TrunkSpace: We’re all our own worst critic. Where are you hardest on yourself when it comes to your music?
Danielle: I always criticize my writing. Except for those songs that are rare bolts of inspiration, when they come pouring out of the universe, I find myself changing lyrics, altering chord progressions and just agonizing over what I’m trying to say and if it’s coming across.

TrunkSpace: We read that you have lived in both Los Angeles and in New York City. Have the cities themselves affected your songwriting? Did they elicit a particular mood that trickled into your writing?
Danielle: Absolutely. Right now, when I’m writing it often seems as if I’m still walking down Hollywood Blvd, even though I’ve been gone from LA for half a year. I had wanted out of Los Angeles for so long. I felt stuck. It felt like purgatory. It’s been a long time since I lived in New York, so it doesn’t have the same effect on me or my songwriting.

TrunkSpace: Honesty is always a powerful tool in songwriting, but do you ever worry about putting too much of yourself into your songs?
Danielle: I don’t think you can put too much of yourself in songs. I worry about it being disingenuous, worry about it not being me. About being phony. I like it when I’m a little afraid of playing the song, scared to give too much away. If it isn’t a little dangerous, it isn’t worth doing.

TrunkSpace: It sounds like that for a long time, your music was something that you kept very private and to yourself. Now that you share your music with the world, how has that creative openness changed your life?
Danielle: The more public my music became the more I wanted to make music. I left LA and started touring and working on a new record. I’ve gotten to play with a lot of amazing artists I really admire and met new artists that are fantastic as well. But, it does put the pressure on. Now I can’t just sit down and write a song the way I used to. There’s always the next record to think of, if it fits, if it’ll be done in time… thinking about all the professional aspects and then hoping it all still comes out authentic.

TrunkSpace: What does your songwriting process look like? Do you need to be in a particular mindset or creative zone in order to write?
Danielle: It really depends on the day. Sometimes it’s a chord progression, sometimes it’s a melody, or even just a title. And then you just have to keep chipping away, without forcing but without being lazy either. It’s a struggle. I hate writing but love having written.

TrunkSpace: You spend a lot of time on the road.

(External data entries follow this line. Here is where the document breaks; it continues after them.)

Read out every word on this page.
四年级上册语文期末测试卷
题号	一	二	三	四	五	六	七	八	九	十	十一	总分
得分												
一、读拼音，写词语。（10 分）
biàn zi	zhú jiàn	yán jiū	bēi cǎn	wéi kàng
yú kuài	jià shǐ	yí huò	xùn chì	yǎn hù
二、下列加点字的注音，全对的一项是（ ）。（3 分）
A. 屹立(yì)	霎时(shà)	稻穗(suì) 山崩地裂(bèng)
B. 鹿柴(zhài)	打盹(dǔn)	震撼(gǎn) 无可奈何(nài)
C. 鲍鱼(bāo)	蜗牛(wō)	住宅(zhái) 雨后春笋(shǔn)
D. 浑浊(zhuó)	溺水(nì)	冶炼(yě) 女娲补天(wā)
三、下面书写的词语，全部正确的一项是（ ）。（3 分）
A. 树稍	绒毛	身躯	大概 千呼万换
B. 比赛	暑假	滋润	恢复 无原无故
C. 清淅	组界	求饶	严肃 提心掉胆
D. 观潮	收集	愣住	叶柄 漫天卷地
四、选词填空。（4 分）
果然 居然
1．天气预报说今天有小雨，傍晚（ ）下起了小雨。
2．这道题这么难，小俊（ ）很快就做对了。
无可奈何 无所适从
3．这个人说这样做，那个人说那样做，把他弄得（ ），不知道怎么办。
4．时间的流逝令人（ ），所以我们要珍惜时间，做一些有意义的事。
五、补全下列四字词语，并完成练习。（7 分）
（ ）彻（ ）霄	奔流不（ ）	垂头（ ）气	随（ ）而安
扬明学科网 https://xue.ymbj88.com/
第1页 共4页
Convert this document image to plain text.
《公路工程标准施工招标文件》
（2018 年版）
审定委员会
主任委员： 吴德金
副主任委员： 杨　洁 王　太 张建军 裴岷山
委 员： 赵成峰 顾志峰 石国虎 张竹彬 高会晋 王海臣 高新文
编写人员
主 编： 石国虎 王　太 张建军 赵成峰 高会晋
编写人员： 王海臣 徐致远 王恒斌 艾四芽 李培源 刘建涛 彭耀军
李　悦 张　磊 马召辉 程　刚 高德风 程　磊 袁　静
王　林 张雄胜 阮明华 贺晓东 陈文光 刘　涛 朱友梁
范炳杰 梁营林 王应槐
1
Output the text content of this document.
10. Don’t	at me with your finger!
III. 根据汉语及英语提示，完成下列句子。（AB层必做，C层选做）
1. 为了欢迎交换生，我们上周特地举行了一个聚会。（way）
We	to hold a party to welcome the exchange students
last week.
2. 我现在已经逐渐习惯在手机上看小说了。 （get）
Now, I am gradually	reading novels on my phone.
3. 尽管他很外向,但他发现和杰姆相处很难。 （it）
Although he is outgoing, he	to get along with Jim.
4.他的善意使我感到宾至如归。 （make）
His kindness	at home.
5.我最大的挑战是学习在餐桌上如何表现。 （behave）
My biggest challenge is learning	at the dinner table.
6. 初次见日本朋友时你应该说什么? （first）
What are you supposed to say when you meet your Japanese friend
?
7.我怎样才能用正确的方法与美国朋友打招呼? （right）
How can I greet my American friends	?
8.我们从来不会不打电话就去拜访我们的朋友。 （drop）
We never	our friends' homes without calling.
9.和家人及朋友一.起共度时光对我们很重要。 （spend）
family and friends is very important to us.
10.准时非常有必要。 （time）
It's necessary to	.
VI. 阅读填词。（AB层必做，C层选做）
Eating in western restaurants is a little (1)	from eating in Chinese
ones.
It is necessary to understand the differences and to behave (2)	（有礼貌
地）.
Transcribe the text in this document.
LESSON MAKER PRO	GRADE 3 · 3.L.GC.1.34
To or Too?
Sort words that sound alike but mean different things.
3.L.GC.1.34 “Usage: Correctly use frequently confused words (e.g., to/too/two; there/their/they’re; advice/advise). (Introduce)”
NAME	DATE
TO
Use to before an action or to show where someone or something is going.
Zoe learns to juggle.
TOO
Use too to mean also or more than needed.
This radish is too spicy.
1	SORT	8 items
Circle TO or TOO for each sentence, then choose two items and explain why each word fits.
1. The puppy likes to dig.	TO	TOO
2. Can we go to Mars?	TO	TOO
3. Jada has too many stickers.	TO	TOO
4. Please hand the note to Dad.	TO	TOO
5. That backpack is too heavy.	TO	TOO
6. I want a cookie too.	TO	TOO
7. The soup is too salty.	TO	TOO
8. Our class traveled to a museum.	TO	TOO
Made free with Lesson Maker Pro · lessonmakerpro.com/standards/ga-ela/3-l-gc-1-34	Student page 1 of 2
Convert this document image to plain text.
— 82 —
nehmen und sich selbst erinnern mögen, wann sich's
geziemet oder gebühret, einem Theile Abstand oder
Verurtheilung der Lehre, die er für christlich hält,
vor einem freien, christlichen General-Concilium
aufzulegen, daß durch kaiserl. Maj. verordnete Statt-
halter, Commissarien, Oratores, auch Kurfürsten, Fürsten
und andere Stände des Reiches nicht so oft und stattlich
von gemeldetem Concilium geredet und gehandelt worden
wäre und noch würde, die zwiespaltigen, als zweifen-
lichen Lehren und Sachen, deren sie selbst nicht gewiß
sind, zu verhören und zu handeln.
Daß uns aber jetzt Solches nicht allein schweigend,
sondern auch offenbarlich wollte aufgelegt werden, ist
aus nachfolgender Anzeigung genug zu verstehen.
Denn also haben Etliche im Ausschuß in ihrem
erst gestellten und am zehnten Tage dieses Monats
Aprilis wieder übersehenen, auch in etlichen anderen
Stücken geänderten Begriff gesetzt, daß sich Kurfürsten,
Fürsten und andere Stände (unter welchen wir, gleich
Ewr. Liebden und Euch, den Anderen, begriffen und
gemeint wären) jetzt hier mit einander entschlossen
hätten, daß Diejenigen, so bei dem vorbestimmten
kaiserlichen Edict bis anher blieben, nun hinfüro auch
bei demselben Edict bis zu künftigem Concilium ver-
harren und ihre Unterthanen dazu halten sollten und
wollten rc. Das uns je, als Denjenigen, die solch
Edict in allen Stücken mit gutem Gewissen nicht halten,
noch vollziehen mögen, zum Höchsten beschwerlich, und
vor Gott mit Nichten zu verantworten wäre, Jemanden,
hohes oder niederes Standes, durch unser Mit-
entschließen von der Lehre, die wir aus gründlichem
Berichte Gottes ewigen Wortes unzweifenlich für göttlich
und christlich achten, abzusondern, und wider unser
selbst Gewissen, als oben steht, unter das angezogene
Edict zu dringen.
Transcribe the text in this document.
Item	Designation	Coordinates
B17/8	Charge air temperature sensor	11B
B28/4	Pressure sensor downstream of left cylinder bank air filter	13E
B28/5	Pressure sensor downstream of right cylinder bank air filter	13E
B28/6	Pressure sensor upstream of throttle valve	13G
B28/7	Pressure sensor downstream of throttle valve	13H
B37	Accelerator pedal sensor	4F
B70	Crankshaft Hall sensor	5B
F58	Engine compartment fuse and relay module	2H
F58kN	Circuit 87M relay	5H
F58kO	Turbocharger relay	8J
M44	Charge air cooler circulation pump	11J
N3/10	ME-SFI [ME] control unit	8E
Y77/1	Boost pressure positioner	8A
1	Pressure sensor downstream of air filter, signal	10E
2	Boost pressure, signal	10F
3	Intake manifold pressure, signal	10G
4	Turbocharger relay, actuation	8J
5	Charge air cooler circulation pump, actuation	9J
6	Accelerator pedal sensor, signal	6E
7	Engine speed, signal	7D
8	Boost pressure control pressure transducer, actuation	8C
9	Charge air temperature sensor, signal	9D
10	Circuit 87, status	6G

Are you someone who feels at home on the highways and byways or is the physical aspect of touring a strain on you emotionally/physically?
Danielle: I love the road. There is a solitude about it, kind of like removing yourself a step away from society. And the driving is so meditative. I do a lot of writing in my head while driving. But it does get tiring. And lonely. I think I want a band just to share the driving.

TrunkSpace: Where are you most at home with your music? Is it on a stage or in the studio and why?
Danielle: I love being in the studio. Right now, I’ve gotten really lucky and have this great band from Mississippi backing me up, Young Valley. We just clicked and the next record will be interesting, it’s a bit of a departure from “Hustler.” I don’t think you can get that kind of transformation on the stage.

TrunkSpace: In your opinion, what is the most universal subject matter to write about… the thing that all listeners can relate to? It is love? Is it loss? Is it something else?
Danielle: I think that depends on who is listening, but to me, it’s love and loss. I don’t know if people want to hear about your happy days. Happiness tends towards the shallow. Losing someone you love is dark and tortuous. It has a depth to it. It’s unique and universal at the same time.

TrunkSpace: What can fans expect from Marie Danielle for the rest of 2017?
Danielle: I’m finishing the new record down in Mississippi. I’ve been working at this fantastic studio in Water Valley. Dial Back Sound with Bronson Tew. We have found such a great vibe for this record, we just hit it off and it’s like we’ve been playing together for years. I probably won’t release the new one ‘til early 2018, but it’s what this year is about. I’ll be heading back to Europe in the fall and touring some more in the US before and after that.